Summary of industry negotiations (per Reuters)
- ALPA is in joint negotiations to cut a new contract and merger the two groups;
- International Association of Machinists (IAM) won a new contract for Continental flight attendants which was ratified on 25-Feb-2011;
- AFA, whose talks with United management are in federal mediation, recently won the right to represent flight attendants at the combined company;
- International Brotherhood of Teamsters represents maintenance technicians at both airlines. IBT mechanics ratified Continental’s new IBT contract 5-Nov-2010 while United’s is in mediation;
- IAM, representing ramp and fleet service workers, is currently in negotiations. IBT represents the same group at Continental where a new contract was ratified last December.
- AFA is seeking a new vote on grounds Delta interfered with the last election in which AFA was rejected. Union charges are under investigation by the NMB;
- IAM is also seeking new votes on the same grounds after Delta ground workers rejected the union in 2010.

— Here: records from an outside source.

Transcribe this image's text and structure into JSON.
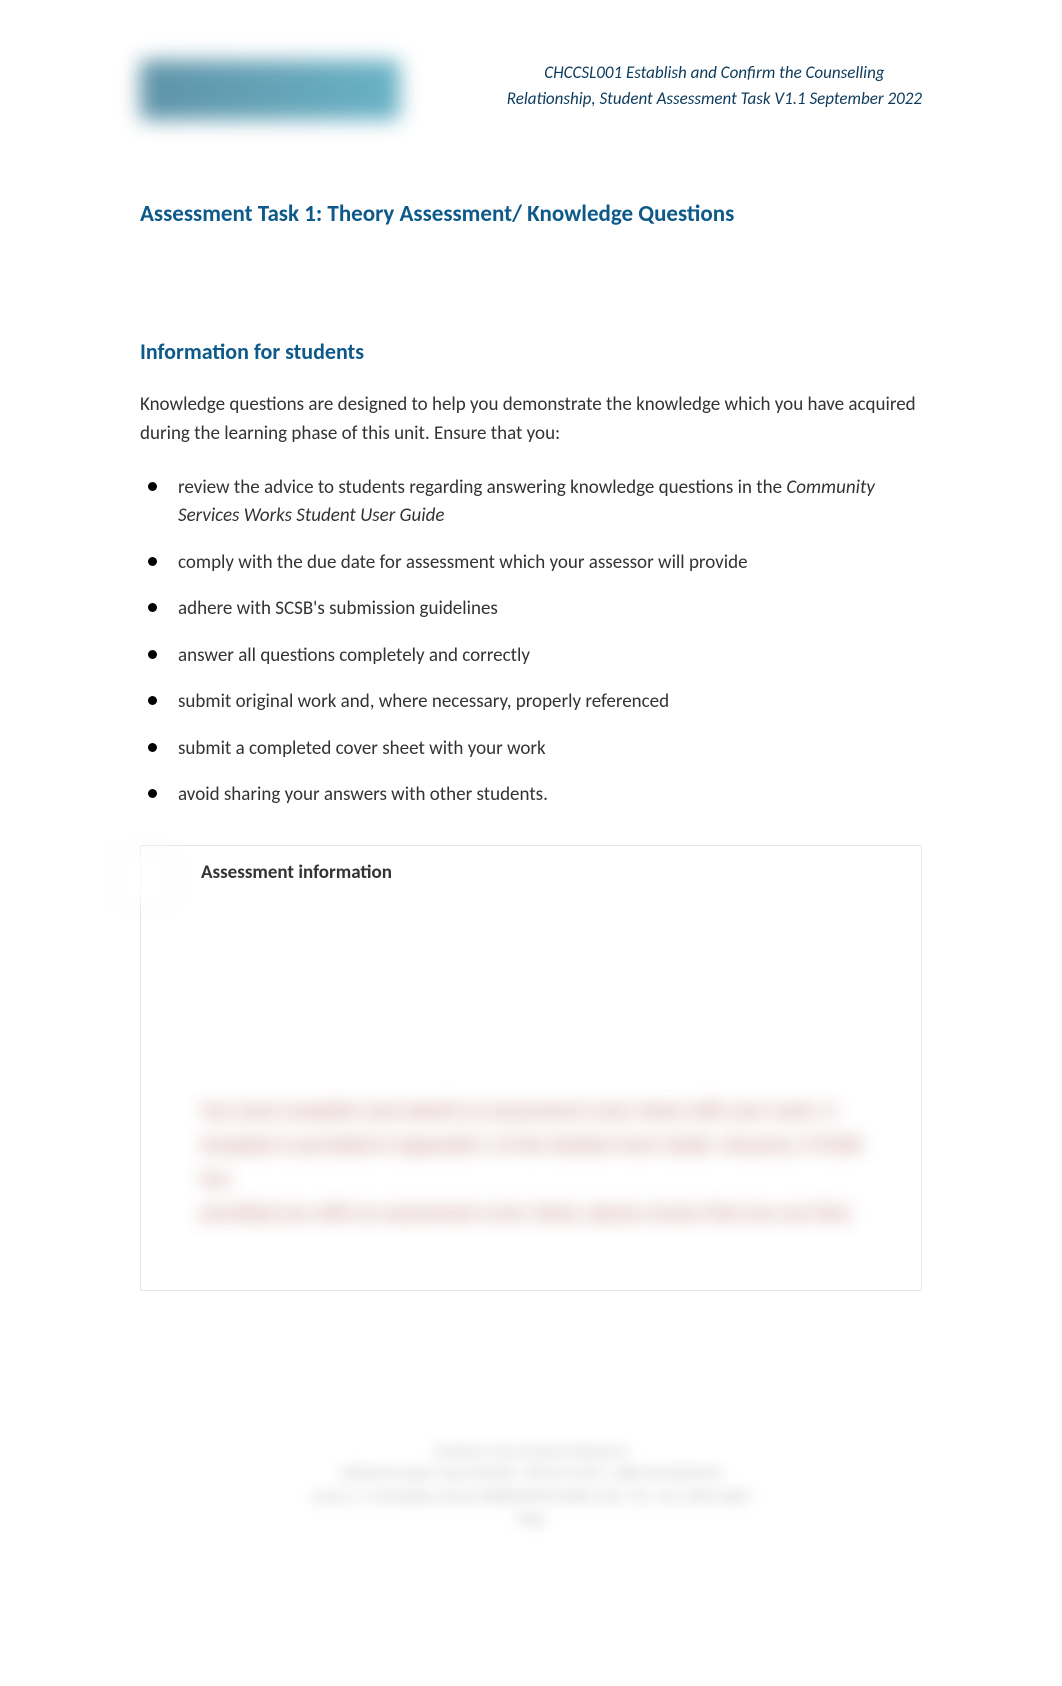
{
  "header": {
    "line1": "CHCCSL001 Establish and Confirm the Counselling",
    "line2": "Relationship, Student Assessment Task V1.1 September 2022"
  },
  "title": "Assessment Task 1: Theory Assessment/ Knowledge Questions",
  "subtitle": "Information for students",
  "intro": "Knowledge questions are designed to help you demonstrate the knowledge which you have acquired during the learning phase of this unit. Ensure that you:",
  "bullets": [
    {
      "pre": "review the advice to students regarding answering knowledge questions in the ",
      "italic": "Community Services Works Student User Guide"
    },
    {
      "pre": "comply with the due date for assessment which your assessor will provide",
      "italic": ""
    },
    {
      "pre": "adhere with SCSB's submission guidelines",
      "italic": ""
    },
    {
      "pre": "answer all questions completely and correctly",
      "italic": ""
    },
    {
      "pre": "submit original work and, where necessary, properly referenced",
      "italic": ""
    },
    {
      "pre": "submit a completed cover sheet with your work",
      "italic": ""
    },
    {
      "pre": "avoid sharing your answers with other students.",
      "italic": ""
    }
  ],
  "info_box": {
    "title": "Assessment information",
    "blurred_line1": "You must complete and submit an assessment cover sheet with your work. A",
    "blurred_line2": "template is provided in Appendix C of the Student User Guide. However, if SCSB has",
    "blurred_line3": "provided you with an assessment cover sheet, please ensure that you use that."
  },
  "footer": {
    "line1": "Southern Cross School of Business",
    "line2": "CRICOS Provider Code 03523D | RTO ID 41253 | ABN 95155625924",
    "line3": "Level 2, 1-3 Fitzwilliam Street PARRAMATTA NSW 2150 | Ph: +61 2 8542 6663",
    "line4": "Page"
  }
}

- Allied Pilots Association is in the third year of negotiations;
- Association of Professional Flight Attendants (APFA) and American have been in mediation since early 2009;
- TWU is in various stages of negotiations with one of the seven groups of ground workers it represents having already ratified a new contract in 2010. Four are in mediation since early 2009. The remaining two groups are in mediated talks since 2008 and 2009, respectively.
- TWU’s contract for ramp, operations, provisioning and freight workers became amendable in June 2011;
- Aircraft appearance technicians, represented by the Aircraft Mechanics Fraternal Association, have a tentative agreement in place to replace its previous contract amendable since 2009.
- US Airline Pilots Association have been in negotiations since the merger in 2005. Negotiations are in mediation;
- Similarly, flight attendant negotiations to reach a single contract representing both America West and US Airways flight attendants are in mediation.